Sunflower, it turns out, lives far far away with her mother and father. (The implications of the relationships involved don’t seem to worry Mica.) She has been a variety of ages already: a baby, a girl, a big person (e.g., old enough to drive), and most recently I was told that Sunflower has a baby of her own. She also has a dog, whose name changes with time but is never recognizable.
In fact Sunflower’s defining characteristic, and the one which Mica mentions most often, is that she has everything. This often comes up just after I say that we don’t have something — cake, for example. “My sister has cake,” Mica will tell me. “My sister has everything she needs!”
Lately Sunflower has been mentioned less frequently, but she still comes up, and her role in Mica’s mind might be changing a little. For example, Mica got a flu shot recently — and two days later, she told me that the red, sore spot on her leg was there because her sister had kicked her. She didn’t seem particularly upset by this, but it was an interesting choice of stories.
But my favorite part about Sunflower is how she lives in all the other stories in Mica’s life. Right now we are working, together, through a long story about Sunflower and Jack (of beanstalk fame), who are currently in the Land of the Giants together. I tell — usually with ideas and prompting from Mica — a short piece of this each night, as a bribe/distraction so she’ll let me brush her teeth.
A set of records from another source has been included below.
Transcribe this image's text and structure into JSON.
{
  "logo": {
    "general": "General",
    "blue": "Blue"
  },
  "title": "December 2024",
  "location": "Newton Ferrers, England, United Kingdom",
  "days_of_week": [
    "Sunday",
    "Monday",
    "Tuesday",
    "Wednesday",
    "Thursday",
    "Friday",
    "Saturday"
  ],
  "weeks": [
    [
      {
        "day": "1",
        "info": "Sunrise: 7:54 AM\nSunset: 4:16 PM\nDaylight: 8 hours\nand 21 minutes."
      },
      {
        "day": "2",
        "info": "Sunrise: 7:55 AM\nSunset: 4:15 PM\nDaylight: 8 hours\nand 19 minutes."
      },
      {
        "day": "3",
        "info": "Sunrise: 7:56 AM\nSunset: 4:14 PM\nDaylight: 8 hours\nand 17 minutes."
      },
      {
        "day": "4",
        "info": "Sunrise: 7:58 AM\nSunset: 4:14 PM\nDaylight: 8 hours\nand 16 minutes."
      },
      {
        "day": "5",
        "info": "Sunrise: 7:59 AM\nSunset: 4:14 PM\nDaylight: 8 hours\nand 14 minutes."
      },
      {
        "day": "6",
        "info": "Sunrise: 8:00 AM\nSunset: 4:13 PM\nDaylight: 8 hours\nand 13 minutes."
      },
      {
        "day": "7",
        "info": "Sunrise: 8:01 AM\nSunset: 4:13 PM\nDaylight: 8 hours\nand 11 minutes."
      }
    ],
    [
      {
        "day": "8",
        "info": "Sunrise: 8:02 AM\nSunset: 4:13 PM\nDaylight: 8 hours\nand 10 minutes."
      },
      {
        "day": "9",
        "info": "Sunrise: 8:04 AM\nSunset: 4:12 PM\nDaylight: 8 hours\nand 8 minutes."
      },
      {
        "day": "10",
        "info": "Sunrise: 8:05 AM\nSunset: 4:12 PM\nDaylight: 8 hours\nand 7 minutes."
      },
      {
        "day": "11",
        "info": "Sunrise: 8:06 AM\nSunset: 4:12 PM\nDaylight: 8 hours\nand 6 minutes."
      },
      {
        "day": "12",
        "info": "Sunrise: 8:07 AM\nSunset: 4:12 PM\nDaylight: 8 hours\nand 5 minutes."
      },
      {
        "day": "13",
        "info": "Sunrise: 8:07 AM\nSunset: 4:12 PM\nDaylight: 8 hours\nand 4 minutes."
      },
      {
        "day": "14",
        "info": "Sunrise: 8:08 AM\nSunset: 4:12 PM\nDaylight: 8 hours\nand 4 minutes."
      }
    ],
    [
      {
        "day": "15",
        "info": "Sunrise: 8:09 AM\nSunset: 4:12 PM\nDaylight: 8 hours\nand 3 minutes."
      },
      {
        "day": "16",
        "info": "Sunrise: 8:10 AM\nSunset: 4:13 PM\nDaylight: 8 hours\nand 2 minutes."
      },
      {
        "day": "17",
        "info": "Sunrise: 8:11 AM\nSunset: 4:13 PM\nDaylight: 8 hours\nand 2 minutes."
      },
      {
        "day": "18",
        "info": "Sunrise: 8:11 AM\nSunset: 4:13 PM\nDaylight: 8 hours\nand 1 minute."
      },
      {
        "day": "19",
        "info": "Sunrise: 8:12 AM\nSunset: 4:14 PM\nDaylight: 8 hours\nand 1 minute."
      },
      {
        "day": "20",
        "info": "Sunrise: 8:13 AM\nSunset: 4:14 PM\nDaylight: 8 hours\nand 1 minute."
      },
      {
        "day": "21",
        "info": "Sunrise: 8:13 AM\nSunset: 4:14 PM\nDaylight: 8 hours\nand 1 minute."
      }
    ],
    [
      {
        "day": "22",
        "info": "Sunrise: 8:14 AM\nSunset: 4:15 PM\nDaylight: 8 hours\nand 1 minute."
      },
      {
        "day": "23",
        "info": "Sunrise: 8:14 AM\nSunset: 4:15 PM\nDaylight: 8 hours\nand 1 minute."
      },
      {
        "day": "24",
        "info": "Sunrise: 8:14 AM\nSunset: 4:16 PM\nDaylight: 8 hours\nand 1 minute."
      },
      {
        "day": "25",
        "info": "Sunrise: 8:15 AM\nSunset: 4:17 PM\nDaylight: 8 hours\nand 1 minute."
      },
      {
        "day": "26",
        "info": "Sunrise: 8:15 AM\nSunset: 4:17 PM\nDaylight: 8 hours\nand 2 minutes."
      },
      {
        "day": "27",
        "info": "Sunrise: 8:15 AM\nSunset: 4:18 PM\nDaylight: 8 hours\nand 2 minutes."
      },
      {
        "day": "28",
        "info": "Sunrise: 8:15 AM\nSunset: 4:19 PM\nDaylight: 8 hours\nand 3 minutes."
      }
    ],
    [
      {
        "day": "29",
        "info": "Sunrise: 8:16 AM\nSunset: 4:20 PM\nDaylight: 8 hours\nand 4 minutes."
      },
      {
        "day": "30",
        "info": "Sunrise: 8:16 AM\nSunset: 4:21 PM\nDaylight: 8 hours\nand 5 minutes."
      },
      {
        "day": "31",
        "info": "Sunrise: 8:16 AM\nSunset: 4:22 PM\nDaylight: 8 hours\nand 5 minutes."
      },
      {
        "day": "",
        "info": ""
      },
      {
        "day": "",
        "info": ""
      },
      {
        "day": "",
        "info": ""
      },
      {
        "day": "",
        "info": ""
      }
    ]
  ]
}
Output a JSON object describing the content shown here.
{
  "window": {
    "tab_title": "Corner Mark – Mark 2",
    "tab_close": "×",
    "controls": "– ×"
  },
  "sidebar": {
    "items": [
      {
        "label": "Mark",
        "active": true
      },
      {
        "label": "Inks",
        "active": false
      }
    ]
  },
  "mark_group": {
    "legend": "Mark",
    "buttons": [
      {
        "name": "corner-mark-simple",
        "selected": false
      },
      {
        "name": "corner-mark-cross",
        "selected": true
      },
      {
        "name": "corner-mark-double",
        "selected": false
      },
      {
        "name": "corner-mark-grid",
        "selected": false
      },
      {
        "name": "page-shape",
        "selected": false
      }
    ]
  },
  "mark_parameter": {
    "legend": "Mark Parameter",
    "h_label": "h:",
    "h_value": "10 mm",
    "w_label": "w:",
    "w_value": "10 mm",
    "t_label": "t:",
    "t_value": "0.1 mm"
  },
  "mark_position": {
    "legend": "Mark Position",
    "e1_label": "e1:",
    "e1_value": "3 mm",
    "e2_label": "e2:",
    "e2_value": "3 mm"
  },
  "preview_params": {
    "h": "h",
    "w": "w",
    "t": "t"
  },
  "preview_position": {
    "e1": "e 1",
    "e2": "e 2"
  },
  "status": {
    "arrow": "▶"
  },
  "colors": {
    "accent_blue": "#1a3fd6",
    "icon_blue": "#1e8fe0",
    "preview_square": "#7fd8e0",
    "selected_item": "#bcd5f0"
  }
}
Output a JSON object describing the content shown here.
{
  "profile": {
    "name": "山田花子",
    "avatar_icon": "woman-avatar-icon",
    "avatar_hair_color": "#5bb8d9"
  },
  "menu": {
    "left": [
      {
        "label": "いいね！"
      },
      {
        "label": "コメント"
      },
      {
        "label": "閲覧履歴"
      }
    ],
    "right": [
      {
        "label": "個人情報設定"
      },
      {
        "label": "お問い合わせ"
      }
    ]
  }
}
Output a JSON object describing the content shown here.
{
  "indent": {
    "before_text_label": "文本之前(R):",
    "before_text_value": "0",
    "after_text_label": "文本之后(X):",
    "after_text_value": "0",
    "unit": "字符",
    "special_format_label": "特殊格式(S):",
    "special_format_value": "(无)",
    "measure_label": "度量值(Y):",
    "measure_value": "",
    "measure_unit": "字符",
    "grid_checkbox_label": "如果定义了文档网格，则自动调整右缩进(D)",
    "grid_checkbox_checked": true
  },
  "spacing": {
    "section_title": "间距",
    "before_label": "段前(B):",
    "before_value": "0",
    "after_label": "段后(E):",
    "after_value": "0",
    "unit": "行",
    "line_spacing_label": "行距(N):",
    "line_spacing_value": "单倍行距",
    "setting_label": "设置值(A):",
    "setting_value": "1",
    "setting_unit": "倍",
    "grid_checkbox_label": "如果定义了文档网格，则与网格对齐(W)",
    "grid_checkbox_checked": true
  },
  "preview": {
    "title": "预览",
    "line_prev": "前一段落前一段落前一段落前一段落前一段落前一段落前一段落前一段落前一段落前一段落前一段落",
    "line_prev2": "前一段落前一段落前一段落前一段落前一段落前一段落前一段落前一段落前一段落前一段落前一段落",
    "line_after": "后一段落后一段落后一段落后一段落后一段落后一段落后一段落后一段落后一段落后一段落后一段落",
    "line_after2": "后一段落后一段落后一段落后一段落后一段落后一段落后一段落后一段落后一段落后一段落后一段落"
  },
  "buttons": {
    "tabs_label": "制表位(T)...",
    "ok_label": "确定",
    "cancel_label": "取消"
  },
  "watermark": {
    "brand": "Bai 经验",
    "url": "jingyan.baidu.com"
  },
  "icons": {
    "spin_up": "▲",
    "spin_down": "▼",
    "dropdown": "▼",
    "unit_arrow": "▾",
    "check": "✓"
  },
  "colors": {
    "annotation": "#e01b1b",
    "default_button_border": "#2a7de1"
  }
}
We’ve been building an informal rock collection for a while now — it includes gifts, a few purchased stones, and lots of treasures found on beaches. After our last lake trip, with rock interest at a new high, I decided to order a box to store and organize the collection. It isn’t a fancy box, but it holds a lot of stones and gives them the great pleasure of arranging and rearranging and labeling their specimens.
Mica loves it too, which is problematic, since “organization” is not high on her list of life skills. She does love moving things around, though.